Support Questions

Find answers, ask questions, and share your expertise

How to put a compressed folder into HDFS?

Hi,

I have created a folder in the path /home/usr/Desktop/myFolder. "my Folder" has two files .1. a.txt and 2. b.txt. Now, I compress this to myFolder.tar.gz. I want to copy this compressed "myFolder.tar.gz" to my HDFS Location for processing. What will be command for this ? I tried the below and getting error. tar zxvf /home/usr/Desktop/myFolder.tar.gz myFolder/a.txt myFolder/b.txt -O | hadoop fs -put /myHDFSFolder/mergedFile.txt Could anyone please suggest solution for this?
1 ACCEPTED SOLUTION

Contributor

Hi Rushikesh,

The command used to compress the file to tar.gz should be tar -zcvf to extract you can use tar -zxvf

If you wish to move the compressed file you can use the command - hadoop fs -put /myHDFSFolder/myFolder.tar.gz

The complete command would be:

SYNTAX:

tar zcvf <compressed file name>.tar.gz <source file 1> <source file 2> | hadoop fs -put <source file> <destination location>

tar zcvf myFolder.tar.gz a.txt b.txt | hadoop fs -put myFolder.tar.gz /myHDFSFolder/

Hope this help!

View solution in original post

5 REPLIES 5

Expert Contributor

Just do hdfs dfs -copyFromLocal myFolder.tar.gz /hdfs/destination/path

@Rahul Pathak, thanks for sharing this info.

Contributor

Hi Rushikesh,

The command used to compress the file to tar.gz should be tar -zcvf to extract you can use tar -zxvf

If you wish to move the compressed file you can use the command - hadoop fs -put /myHDFSFolder/myFolder.tar.gz

The complete command would be:

SYNTAX:

tar zcvf <compressed file name>.tar.gz <source file 1> <source file 2> | hadoop fs -put <source file> <destination location>

tar zcvf myFolder.tar.gz a.txt b.txt | hadoop fs -put myFolder.tar.gz /myHDFSFolder/

Hope this help!

@kgopal thanks, for sharing this information.
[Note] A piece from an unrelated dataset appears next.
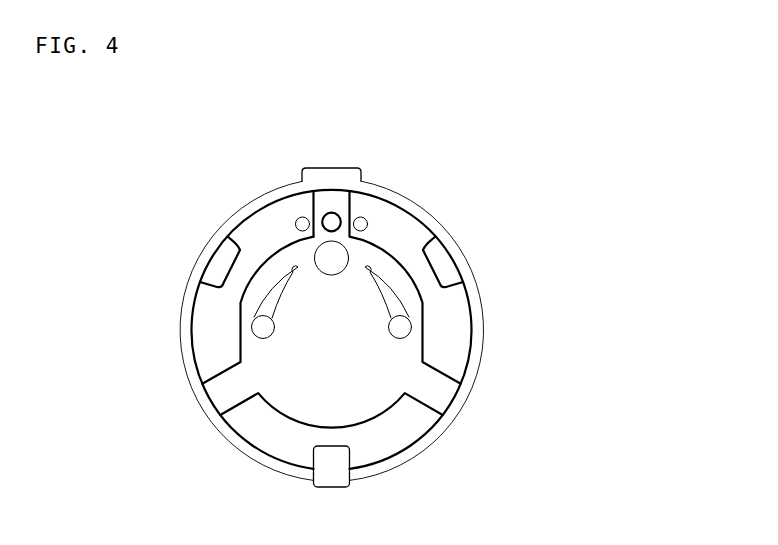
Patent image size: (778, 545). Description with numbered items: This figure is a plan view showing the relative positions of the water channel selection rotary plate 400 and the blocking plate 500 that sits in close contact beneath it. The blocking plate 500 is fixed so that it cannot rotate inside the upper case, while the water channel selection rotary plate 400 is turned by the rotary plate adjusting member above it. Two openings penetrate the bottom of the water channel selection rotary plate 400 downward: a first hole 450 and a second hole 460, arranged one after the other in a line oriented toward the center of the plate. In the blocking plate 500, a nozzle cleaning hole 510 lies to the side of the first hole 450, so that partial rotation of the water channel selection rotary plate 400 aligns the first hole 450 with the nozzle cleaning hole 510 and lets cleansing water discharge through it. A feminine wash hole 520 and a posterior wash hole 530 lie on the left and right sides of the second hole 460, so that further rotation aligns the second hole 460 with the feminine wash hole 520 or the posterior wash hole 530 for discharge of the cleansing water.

I got required information, thus accepting best answer.

New Contributor

Thanks for the information. In using this command, it did cause some serious performance degradation when writing to HDFS. Every 128MB block would take about 20-30 secs to write to HDFS. The issue had to do with trying to compress the tar file. It's better to remove the "z" flag in tar and not compress.

 

Just to provide some numbers, writing almost 1TB of data from local disk to HDFS would take 13+ hours with compression (z) and it would actually eventually fail due to kerberos ticket expiration. Removing the "z" flag, the copy to HDFS took less than an hour for the same 1TB of data!